Die ordentliche Revision ist für die belangte Behörde und die revisionsberechtigte Formalpartei unzulässig, da keine Rechtsfrage im Sinne des Art. 133 Abs. 4 B-VG zu beurteilen war, der grundsätzliche Bedeutung zukommt. Weder weicht die gegenständliche Entscheidung von der bisherigen Rechtsprechung des Verwaltungsgerichtshofes ab, noch fehlt es an einer Rechtsprechung. Weiters ist die dazu vorliegende Rechtsprechung des Verwaltungsgerichtshofes auch nicht als uneinheitlich zu beurteilen. Ebenfalls liegen keine sonstigen Hinweise auf eine grundsätzliche Bedeutung der zu lösenden Rechtsfrage vor.
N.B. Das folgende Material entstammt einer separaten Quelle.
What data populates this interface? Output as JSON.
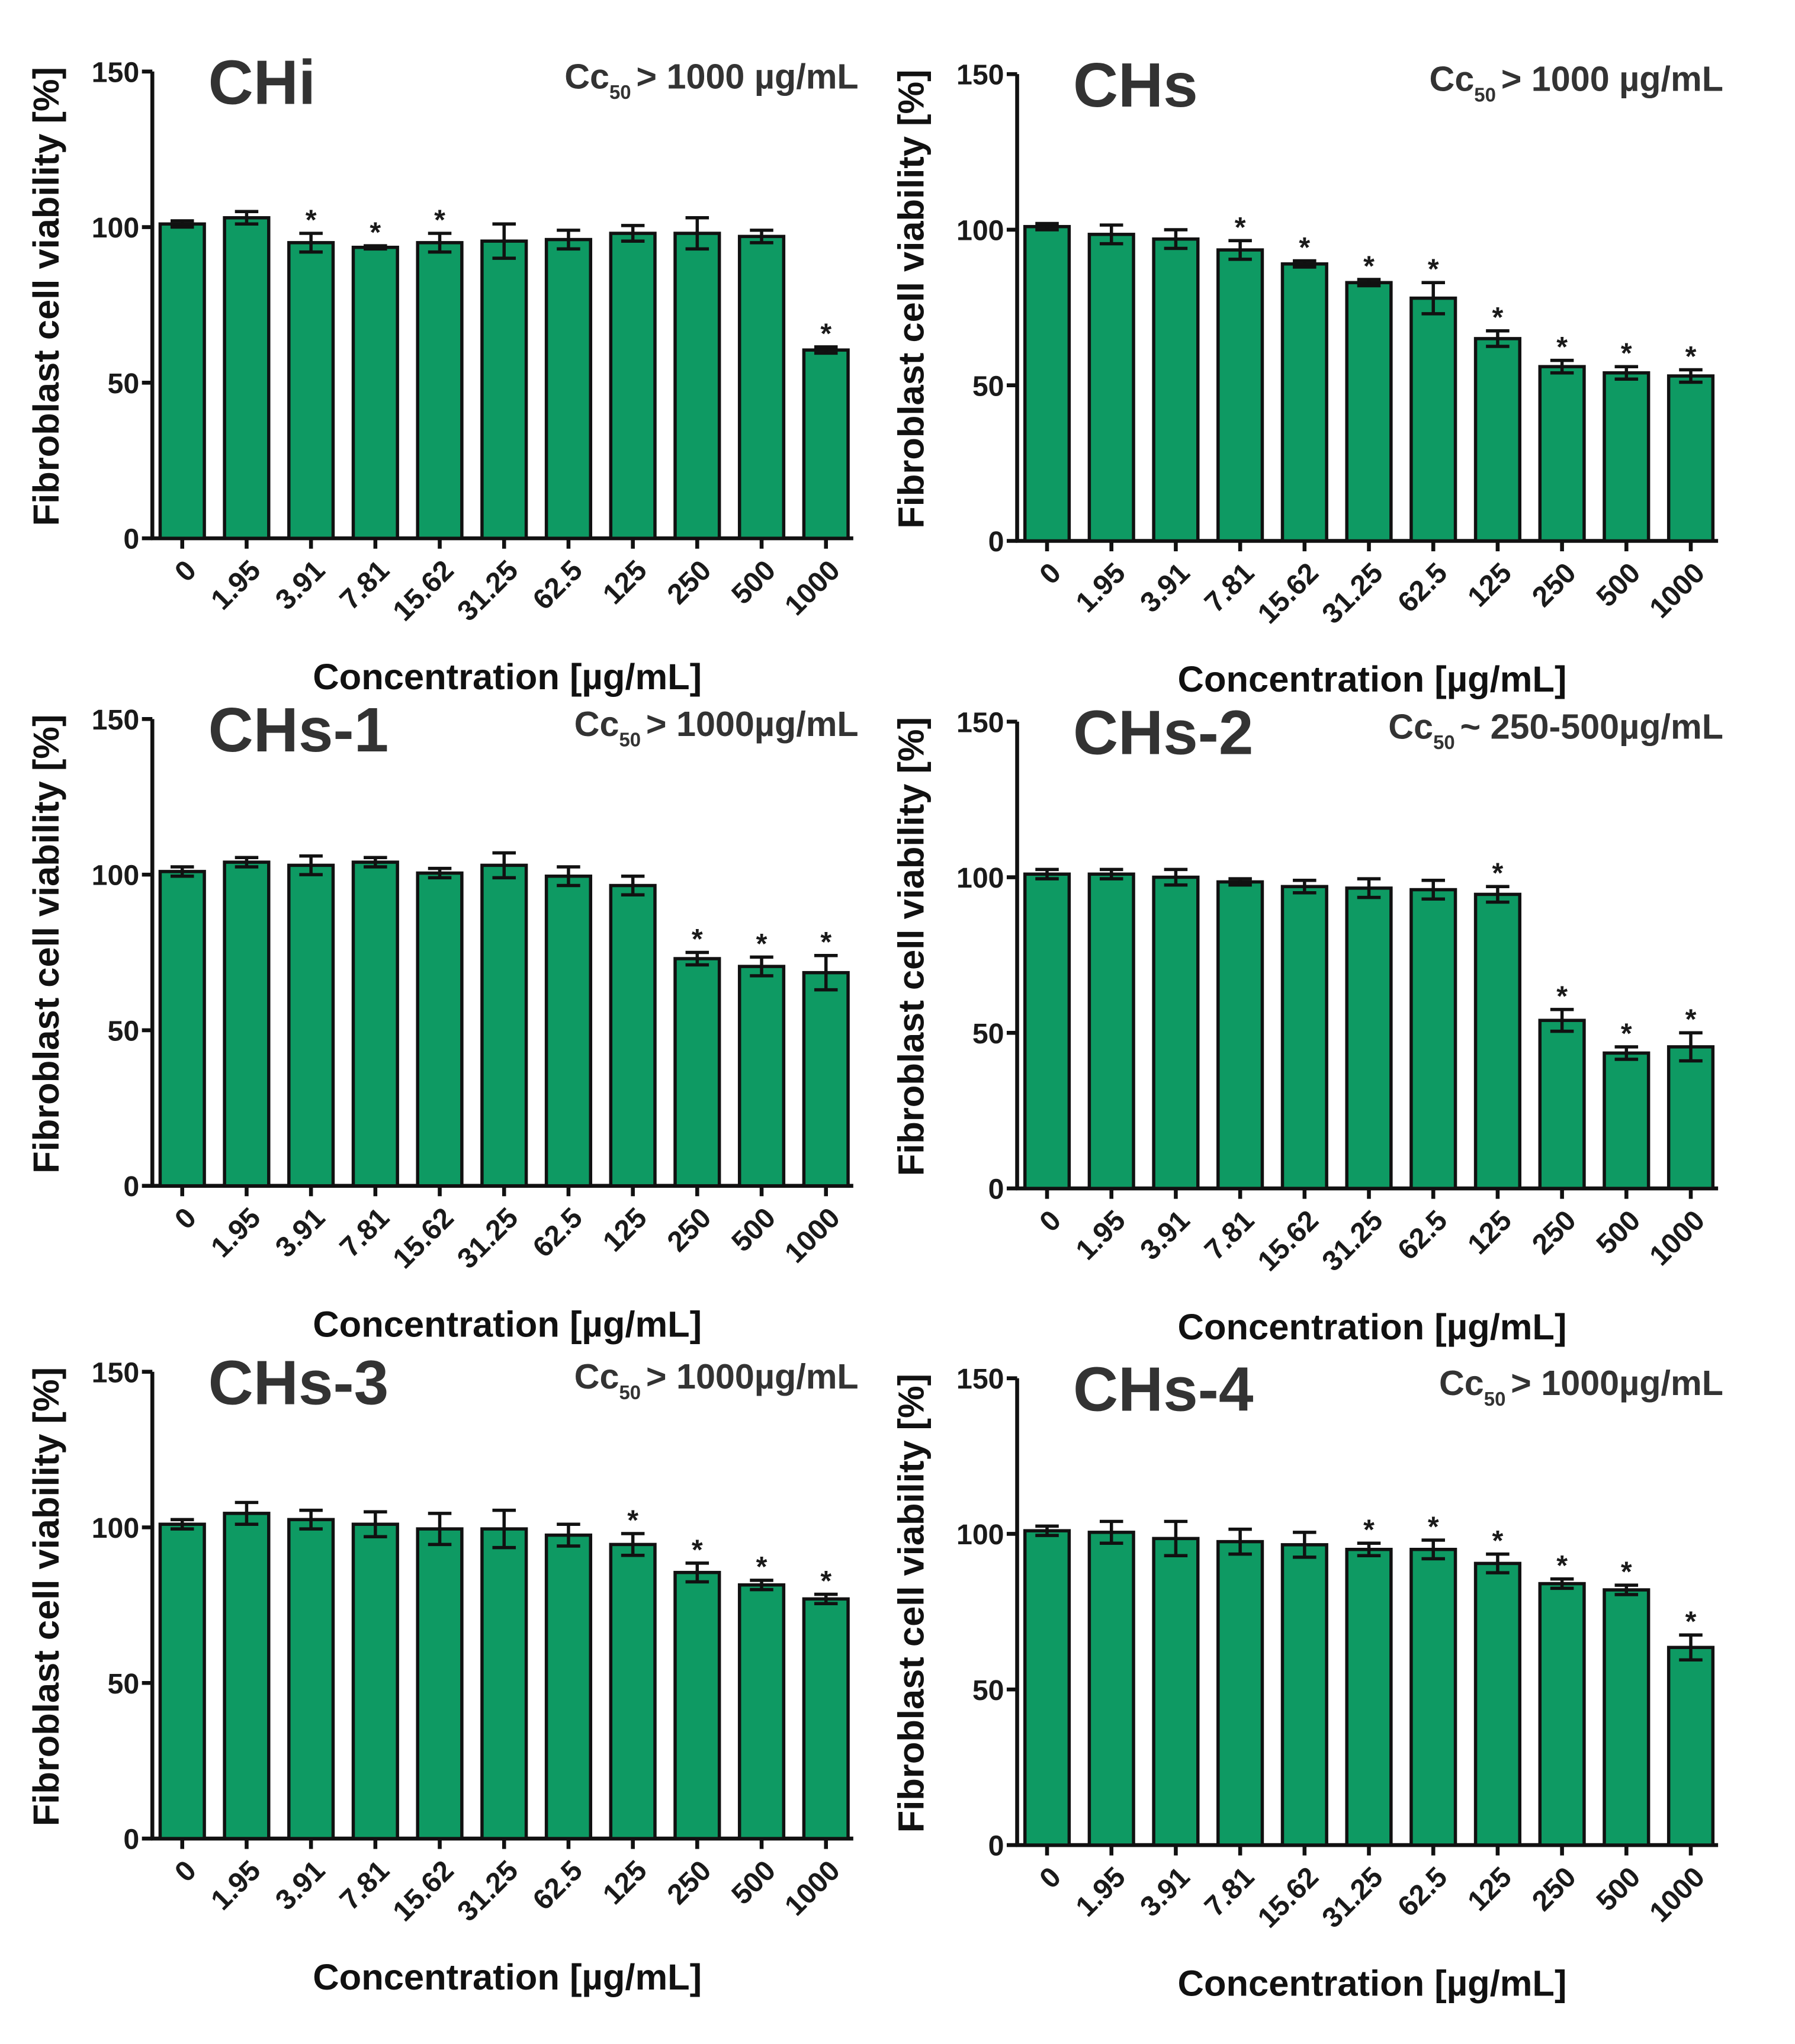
{
  "chart_data": [
    {
      "type": "bar",
      "title": "CHi",
      "annotation": {
        "main": "Cc",
        "sub": "50",
        "rest": "> 1000 µg/mL"
      },
      "xlabel": "Concentration [µg/mL]",
      "ylabel": "Fibroblast cell viability [%]",
      "ylim": [
        0,
        150
      ],
      "yticks": [
        "0",
        "50",
        "100",
        "150"
      ],
      "categories": [
        "0",
        "1.95",
        "3.91",
        "7.81",
        "15.62",
        "31.25",
        "62.5",
        "125",
        "250",
        "500",
        "1000"
      ],
      "values": [
        101,
        103,
        95,
        93.5,
        95,
        95.5,
        96,
        98,
        98,
        97,
        60.5
      ],
      "errors": [
        1,
        2,
        3,
        0.5,
        3,
        5.5,
        3,
        2.5,
        5,
        2,
        1
      ],
      "significant": [
        2,
        3,
        4,
        10
      ]
    },
    {
      "type": "bar",
      "title": "CHs",
      "annotation": {
        "main": "Cc",
        "sub": "50",
        "rest": "> 1000 µg/mL"
      },
      "xlabel": "Concentration [µg/mL]",
      "ylabel": "Fibroblast cell viability [%]",
      "ylim": [
        0,
        150
      ],
      "yticks": [
        "0",
        "50",
        "100",
        "150"
      ],
      "categories": [
        "0",
        "1.95",
        "3.91",
        "7.81",
        "15.62",
        "31.25",
        "62.5",
        "125",
        "250",
        "500",
        "1000"
      ],
      "values": [
        101,
        98.5,
        97,
        93.5,
        89,
        83,
        78,
        65,
        56,
        54,
        53
      ],
      "errors": [
        1,
        3,
        3,
        3,
        1,
        1,
        5,
        2.5,
        2,
        2,
        2
      ],
      "significant": [
        3,
        4,
        5,
        6,
        7,
        8,
        9,
        10
      ]
    },
    {
      "type": "bar",
      "title": "CHs-1",
      "annotation": {
        "main": "Cc",
        "sub": "50",
        "rest": "> 1000µg/mL"
      },
      "xlabel": "Concentration [µg/mL]",
      "ylabel": "Fibroblast cell viability [%]",
      "ylim": [
        0,
        150
      ],
      "yticks": [
        "0",
        "50",
        "100",
        "150"
      ],
      "categories": [
        "0",
        "1.95",
        "3.91",
        "7.81",
        "15.62",
        "31.25",
        "62.5",
        "125",
        "250",
        "500",
        "1000"
      ],
      "values": [
        101,
        104,
        103,
        104,
        100.5,
        103,
        99.5,
        96.5,
        73,
        70.5,
        68.5
      ],
      "errors": [
        1.5,
        1.5,
        3,
        1.5,
        1.5,
        4,
        3,
        3,
        2,
        3,
        5.5
      ],
      "significant": [
        8,
        9,
        10
      ]
    },
    {
      "type": "bar",
      "title": "CHs-2",
      "annotation": {
        "main": "Cc",
        "sub": "50",
        "rest": "~ 250-500µg/mL"
      },
      "xlabel": "Concentration [µg/mL]",
      "ylabel": "Fibroblast cell viability [%]",
      "ylim": [
        0,
        150
      ],
      "yticks": [
        "0",
        "50",
        "100",
        "150"
      ],
      "categories": [
        "0",
        "1.95",
        "3.91",
        "7.81",
        "15.62",
        "31.25",
        "62.5",
        "125",
        "250",
        "500",
        "1000"
      ],
      "values": [
        101,
        101,
        100,
        98.5,
        97,
        96.5,
        96,
        94.5,
        54,
        43.5,
        45.5
      ],
      "errors": [
        1.5,
        1.5,
        2.5,
        1,
        2,
        3,
        3,
        2.5,
        3.5,
        2,
        4.5
      ],
      "significant": [
        7,
        8,
        9,
        10
      ]
    },
    {
      "type": "bar",
      "title": "CHs-3",
      "annotation": {
        "main": "Cc",
        "sub": "50",
        "rest": "> 1000µg/mL"
      },
      "xlabel": "Concentration [µg/mL]",
      "ylabel": "Fibroblast cell viability [%]",
      "ylim": [
        0,
        150
      ],
      "yticks": [
        "0",
        "50",
        "100",
        "150"
      ],
      "categories": [
        "0",
        "1.95",
        "3.91",
        "7.81",
        "15.62",
        "31.25",
        "62.5",
        "125",
        "250",
        "500",
        "1000"
      ],
      "values": [
        101,
        104.5,
        102.5,
        101,
        99.5,
        99.5,
        97.5,
        94.5,
        85.5,
        81.5,
        77
      ],
      "errors": [
        1.5,
        3.5,
        3,
        4,
        5,
        6,
        3.5,
        3.5,
        3,
        1.5,
        1.5
      ],
      "significant": [
        7,
        8,
        9,
        10
      ]
    },
    {
      "type": "bar",
      "title": "CHs-4",
      "annotation": {
        "main": "Cc",
        "sub": "50",
        "rest": "> 1000µg/mL"
      },
      "xlabel": "Concentration [µg/mL]",
      "ylabel": "Fibroblast cell viability [%]",
      "ylim": [
        0,
        150
      ],
      "yticks": [
        "0",
        "50",
        "100",
        "150"
      ],
      "categories": [
        "0",
        "1.95",
        "3.91",
        "7.81",
        "15.62",
        "31.25",
        "62.5",
        "125",
        "250",
        "500",
        "1000"
      ],
      "values": [
        101,
        100.5,
        98.5,
        97.5,
        96.5,
        95,
        95,
        90.5,
        84,
        82,
        63.5
      ],
      "errors": [
        1.5,
        3.5,
        5.5,
        4,
        4,
        2,
        3,
        3,
        1.5,
        1.5,
        4
      ],
      "significant": [
        5,
        6,
        7,
        8,
        9,
        10
      ]
    }
  ],
  "colors": {
    "bar": "#0e9a63",
    "stroke": "#111111"
  },
  "significance_marker": "*"
}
R e c h t s m i t t e l b e l e h r u n g
Gegen dieses Erkenntnis besteht innerhalb von sechs Wochen ab dem Tag der Zustellung die Möglichkeit der Erhebung einer Beschwerde beim Verfassungs-gerichtshof und/oder einer außerordentlichen Revision beim Verwaltungsgerichtshof. Eine Beschwerde an den Verfassungsgerichtshof ist unmittelbar bei diesem einzubringen, eine Revision an den Verwaltungsgerichtshof beim Landes-verwaltungsgericht Oberösterreich. Die Abfassung und die Einbringung einer Beschwerde bzw. einer Revision müssen durch einen bevollmächtigten Rechtsanwalt bzw. eine bevollmächtigte Rechtsanwältin erfolgen. Für die Beschwerde bzw. Revision ist eine Eingabegebühr von je 240.- Euro zu entrichten.